A project focusing on astronaut health is appropriate, given that this spacecraft delivery is named in honor of former astronaut and U.S. Senator John Glenn, a distinguished military and political figure with a lifelong love of spaceflight exploration. Glenn is remembered for his exhilarating orbit around the Earth (the first ever) to his missions as a shuttle crew member and onboard the ISS.
As mentioned, a diverse set of research experiments will be delivered to the ISS on this mission, along with precious cargo that will assist the onboard crew. Two investigations included in this delivery will take advantage of recent refurbishments made to Solidification Using a Baffle in Sealed Ampoules (SUBSA) hardware, an existing materials science experiment on the ISS launched in 2002.

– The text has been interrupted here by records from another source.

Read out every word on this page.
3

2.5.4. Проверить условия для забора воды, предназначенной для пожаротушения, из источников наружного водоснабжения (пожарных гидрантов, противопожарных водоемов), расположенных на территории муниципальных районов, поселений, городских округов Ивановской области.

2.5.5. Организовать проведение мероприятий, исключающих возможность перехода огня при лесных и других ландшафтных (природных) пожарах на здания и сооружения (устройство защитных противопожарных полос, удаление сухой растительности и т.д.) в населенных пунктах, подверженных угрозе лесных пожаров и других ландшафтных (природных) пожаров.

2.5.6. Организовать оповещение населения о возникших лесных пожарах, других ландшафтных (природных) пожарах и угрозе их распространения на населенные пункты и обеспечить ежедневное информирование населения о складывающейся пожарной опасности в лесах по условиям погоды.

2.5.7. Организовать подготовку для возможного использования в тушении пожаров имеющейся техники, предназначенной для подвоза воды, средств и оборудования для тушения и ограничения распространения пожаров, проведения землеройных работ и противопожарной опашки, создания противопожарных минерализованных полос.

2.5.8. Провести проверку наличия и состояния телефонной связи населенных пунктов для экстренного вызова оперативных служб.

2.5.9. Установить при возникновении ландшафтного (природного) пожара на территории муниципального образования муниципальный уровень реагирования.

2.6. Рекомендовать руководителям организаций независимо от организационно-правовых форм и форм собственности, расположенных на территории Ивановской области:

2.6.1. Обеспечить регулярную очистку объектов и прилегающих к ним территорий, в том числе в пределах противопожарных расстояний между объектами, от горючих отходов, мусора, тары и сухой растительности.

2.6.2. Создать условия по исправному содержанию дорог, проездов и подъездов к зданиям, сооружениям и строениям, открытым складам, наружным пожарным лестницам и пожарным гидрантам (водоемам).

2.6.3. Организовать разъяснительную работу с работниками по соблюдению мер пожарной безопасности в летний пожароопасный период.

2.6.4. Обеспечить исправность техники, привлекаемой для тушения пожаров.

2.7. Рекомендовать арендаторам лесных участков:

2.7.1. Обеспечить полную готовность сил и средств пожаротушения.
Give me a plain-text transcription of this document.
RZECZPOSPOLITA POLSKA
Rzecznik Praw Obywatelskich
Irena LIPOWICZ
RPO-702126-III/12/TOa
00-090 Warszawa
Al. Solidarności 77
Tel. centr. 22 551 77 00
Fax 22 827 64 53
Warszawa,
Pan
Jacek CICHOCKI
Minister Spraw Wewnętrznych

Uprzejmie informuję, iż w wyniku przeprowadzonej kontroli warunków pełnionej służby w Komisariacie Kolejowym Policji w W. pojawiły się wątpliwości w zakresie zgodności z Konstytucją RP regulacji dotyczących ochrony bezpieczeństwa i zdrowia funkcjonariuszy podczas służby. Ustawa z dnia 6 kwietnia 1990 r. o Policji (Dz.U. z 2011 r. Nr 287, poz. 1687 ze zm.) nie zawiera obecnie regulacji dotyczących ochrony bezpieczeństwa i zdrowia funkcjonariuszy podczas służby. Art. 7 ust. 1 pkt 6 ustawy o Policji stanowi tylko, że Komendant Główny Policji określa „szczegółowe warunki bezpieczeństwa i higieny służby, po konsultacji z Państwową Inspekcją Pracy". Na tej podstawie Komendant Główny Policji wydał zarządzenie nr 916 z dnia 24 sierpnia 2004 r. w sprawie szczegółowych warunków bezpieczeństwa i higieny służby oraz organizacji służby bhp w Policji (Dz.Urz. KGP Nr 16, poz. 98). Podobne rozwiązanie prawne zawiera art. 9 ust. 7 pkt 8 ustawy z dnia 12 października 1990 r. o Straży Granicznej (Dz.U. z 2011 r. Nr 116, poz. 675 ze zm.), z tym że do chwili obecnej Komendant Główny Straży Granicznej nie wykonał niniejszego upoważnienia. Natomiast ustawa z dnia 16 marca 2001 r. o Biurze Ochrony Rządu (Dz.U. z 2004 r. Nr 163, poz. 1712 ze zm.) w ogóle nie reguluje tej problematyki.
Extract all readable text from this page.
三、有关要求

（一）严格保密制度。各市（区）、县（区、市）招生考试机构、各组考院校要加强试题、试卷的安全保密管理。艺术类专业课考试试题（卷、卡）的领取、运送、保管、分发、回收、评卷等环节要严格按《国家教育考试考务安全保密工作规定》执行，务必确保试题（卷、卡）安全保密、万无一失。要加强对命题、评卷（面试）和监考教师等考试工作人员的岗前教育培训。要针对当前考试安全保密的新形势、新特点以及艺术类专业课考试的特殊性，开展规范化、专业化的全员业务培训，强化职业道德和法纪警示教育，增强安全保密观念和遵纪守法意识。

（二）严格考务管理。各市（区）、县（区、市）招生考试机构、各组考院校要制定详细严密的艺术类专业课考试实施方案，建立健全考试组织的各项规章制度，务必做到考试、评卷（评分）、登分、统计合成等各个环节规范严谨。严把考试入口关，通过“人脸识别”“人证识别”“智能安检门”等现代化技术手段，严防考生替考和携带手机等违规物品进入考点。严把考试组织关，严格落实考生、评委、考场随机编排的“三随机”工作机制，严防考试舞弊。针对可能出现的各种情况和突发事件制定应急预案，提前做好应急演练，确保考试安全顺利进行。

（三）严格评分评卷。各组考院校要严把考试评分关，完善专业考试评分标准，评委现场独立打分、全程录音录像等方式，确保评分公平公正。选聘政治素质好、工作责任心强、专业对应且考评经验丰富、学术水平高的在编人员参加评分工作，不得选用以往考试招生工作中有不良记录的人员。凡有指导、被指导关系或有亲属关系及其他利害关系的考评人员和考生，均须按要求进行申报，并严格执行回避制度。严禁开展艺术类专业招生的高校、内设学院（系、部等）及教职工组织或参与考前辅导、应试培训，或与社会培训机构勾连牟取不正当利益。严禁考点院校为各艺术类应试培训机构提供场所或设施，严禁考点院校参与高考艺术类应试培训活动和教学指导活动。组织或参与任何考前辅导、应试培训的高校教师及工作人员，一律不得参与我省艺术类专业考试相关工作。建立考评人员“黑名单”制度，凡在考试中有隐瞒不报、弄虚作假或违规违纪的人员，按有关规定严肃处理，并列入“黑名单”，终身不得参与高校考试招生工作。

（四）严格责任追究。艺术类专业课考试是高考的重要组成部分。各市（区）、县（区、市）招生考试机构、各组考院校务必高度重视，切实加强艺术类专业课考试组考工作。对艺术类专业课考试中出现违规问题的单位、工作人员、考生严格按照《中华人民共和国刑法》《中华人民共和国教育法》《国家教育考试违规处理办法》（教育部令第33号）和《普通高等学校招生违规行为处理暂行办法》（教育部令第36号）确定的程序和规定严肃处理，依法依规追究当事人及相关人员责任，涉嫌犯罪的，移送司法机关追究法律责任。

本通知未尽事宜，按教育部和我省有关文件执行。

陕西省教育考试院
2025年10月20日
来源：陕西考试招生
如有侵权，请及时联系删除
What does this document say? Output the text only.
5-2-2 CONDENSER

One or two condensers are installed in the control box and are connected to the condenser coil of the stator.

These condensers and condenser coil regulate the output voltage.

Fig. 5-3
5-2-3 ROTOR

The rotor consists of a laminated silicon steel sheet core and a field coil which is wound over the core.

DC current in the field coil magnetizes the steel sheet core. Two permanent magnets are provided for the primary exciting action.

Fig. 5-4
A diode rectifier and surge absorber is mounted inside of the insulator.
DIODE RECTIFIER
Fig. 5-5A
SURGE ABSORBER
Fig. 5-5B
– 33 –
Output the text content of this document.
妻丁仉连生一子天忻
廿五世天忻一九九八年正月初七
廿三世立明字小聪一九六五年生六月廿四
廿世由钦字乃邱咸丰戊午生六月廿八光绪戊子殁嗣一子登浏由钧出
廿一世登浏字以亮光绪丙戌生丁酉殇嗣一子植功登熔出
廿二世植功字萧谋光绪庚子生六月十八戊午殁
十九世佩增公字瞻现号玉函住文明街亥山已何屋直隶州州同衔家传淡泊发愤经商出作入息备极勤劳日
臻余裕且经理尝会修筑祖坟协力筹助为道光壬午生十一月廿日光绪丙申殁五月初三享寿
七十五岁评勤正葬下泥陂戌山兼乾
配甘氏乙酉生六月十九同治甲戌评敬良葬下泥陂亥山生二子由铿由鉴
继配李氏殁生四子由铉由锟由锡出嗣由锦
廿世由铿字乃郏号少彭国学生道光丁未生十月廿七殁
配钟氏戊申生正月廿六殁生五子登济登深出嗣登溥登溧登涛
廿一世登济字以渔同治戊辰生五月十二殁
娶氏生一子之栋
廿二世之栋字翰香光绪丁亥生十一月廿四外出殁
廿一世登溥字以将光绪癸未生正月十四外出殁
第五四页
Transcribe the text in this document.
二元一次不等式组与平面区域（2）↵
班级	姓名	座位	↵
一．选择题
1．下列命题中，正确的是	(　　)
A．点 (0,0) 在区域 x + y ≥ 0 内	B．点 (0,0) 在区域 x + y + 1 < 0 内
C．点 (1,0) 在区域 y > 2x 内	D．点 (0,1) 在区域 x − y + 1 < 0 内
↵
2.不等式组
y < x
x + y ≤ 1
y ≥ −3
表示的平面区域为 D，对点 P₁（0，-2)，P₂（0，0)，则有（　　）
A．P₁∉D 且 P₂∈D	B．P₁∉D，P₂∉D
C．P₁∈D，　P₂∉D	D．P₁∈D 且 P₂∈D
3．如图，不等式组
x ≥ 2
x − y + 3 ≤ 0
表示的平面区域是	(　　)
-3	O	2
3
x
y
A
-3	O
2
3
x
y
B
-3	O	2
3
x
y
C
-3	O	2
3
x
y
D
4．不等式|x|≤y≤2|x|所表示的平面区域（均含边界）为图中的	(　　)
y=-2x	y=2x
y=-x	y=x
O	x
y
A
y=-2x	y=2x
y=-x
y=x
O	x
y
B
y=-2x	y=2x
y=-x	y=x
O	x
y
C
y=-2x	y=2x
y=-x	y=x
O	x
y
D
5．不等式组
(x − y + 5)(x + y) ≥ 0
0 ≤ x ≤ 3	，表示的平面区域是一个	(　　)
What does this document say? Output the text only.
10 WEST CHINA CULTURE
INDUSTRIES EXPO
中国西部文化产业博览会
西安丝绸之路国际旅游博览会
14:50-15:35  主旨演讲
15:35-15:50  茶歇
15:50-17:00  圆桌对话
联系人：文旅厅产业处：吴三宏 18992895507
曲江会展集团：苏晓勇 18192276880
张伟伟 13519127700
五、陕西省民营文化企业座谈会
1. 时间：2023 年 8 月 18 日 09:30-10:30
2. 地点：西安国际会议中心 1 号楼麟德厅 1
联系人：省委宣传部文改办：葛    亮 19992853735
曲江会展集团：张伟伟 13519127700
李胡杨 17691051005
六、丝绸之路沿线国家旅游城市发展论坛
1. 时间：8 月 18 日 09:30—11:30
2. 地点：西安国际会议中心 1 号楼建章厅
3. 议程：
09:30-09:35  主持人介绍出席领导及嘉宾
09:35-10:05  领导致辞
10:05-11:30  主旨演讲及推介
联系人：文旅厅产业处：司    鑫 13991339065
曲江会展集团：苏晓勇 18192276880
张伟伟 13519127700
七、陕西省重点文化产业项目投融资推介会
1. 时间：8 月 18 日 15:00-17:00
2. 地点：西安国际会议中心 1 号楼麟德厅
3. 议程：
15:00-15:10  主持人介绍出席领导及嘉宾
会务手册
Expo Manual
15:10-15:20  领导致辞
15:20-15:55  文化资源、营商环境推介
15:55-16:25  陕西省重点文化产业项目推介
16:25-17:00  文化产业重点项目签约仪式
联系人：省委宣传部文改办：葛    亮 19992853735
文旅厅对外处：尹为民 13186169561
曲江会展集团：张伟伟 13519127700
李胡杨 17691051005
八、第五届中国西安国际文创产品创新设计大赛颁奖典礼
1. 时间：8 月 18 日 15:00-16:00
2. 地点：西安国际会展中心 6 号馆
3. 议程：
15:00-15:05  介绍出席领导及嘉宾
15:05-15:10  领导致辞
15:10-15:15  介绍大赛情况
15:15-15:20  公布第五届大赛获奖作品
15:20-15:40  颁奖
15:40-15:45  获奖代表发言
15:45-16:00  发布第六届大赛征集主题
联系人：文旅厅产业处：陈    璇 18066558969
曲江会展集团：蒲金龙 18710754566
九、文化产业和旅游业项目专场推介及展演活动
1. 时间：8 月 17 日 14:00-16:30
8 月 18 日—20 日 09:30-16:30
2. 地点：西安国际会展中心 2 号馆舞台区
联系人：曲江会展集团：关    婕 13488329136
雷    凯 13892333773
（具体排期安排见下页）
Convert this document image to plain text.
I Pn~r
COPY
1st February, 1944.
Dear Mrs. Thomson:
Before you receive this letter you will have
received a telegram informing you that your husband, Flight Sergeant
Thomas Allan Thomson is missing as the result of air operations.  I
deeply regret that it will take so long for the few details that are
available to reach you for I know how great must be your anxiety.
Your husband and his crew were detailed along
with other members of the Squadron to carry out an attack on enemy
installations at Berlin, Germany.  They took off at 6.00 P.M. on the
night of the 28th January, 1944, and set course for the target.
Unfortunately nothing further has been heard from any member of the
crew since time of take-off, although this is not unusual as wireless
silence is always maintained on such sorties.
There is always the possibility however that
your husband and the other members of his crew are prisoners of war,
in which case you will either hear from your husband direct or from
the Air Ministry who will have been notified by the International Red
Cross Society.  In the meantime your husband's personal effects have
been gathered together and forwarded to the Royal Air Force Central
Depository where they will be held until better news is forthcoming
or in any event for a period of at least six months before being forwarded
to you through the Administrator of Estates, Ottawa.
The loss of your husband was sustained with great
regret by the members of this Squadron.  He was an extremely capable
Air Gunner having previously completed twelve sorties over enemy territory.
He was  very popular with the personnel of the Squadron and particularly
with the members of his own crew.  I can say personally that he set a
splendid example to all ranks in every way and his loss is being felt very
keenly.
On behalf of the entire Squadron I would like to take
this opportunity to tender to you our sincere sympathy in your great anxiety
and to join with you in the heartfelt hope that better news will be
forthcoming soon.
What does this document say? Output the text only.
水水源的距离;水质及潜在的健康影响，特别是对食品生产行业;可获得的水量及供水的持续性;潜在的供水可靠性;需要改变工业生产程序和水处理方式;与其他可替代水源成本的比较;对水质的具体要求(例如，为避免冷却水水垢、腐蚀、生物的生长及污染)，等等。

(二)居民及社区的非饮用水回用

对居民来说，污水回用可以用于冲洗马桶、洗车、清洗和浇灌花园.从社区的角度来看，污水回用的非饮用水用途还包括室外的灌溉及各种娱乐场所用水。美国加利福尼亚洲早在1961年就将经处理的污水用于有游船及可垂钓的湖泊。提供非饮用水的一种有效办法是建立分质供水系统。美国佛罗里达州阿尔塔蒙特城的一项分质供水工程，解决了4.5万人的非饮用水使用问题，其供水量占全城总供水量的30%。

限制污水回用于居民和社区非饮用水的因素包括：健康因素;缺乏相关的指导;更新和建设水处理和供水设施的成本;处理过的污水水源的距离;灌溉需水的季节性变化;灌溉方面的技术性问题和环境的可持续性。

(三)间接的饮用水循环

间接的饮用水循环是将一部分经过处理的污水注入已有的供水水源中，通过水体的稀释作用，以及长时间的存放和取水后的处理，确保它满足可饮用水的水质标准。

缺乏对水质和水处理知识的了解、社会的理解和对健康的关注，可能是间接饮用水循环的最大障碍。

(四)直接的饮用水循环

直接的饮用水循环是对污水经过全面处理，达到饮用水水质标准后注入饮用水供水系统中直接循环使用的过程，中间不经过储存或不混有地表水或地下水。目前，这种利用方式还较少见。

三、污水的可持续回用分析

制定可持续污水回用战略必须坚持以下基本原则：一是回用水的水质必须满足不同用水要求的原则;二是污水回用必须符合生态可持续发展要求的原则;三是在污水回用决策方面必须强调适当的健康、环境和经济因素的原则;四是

The SUBSA is a furnace, which operates inside the ISS Microgravity Science Glovebox (MSG) and provides an opportunity to study melt convection in microgravity and visually record the quality of semiconductor crystals—quality that is noticeably improved using a baffle to reduce convection. The updated hardware allows for a wider temperature range, more flexibility in the size of ampoules that can be used, and an improved reading of the solidification point (see this video for more information).
What does this mean for life here on Earth? Semiconductor materials are developed to make smaller, more powerful electronic devices that have potentially unlimited applications. Moreover, the refurbished SUBSA facility is a perfect example of how NASA and the ISS National Lab, which are managers of the ISS National Lab, are constantly working to evolve the capabilities of the ISS so the laboratory is not only a unique setting for inquiry, but a first-class learning facility.
One of the investigations involving semiconductor materials and among the first to use SUBSA since its refurbishment aims to synthesize unique semiconductor crystals on the ISS. Dr. Aleksandar Ostrogorsky and his team will study the similarities of crystals grown in microgravity to other semiconductor materials. The research team hopes to prove that the unique crystals will have non-toxicity levels akin to other semiconductor materials and that they will grow much faster than typical semiconductor crystals. The results from this experiment have the potential to be applied quickly into radiation monitoring devices.
The second investigation to utilize the updated SUBSA hardware involves the growth of scintillator crystals, which excite when exposed to certain types of radiation. Dr. Alexei Churilov from Radiation Monitoring Devices, Inc., will use this research to help inform the design of scintillator crystals that can be used in the detection of radiation, primarily for homeland security applications. Additionally, the results from this experiment have the potential to be applied almost immediately to the production of radiation monitoring devices, which range from the detection of harmless sources of radiation to potential smuggled uranium that could be used in nuclear weapons. This research has very broad-based applications, all of which have the capacity to benefit life on Earth.
Given the multitude of projects heading up to the ISS on Orbital ATK CRS-7 and the plethora of investigations already in progress, there is no shortage of fascinating space research. The is just a small glimpse into some of the most recent investigations taking place onboard the ISS National Lab, and there are many more to come!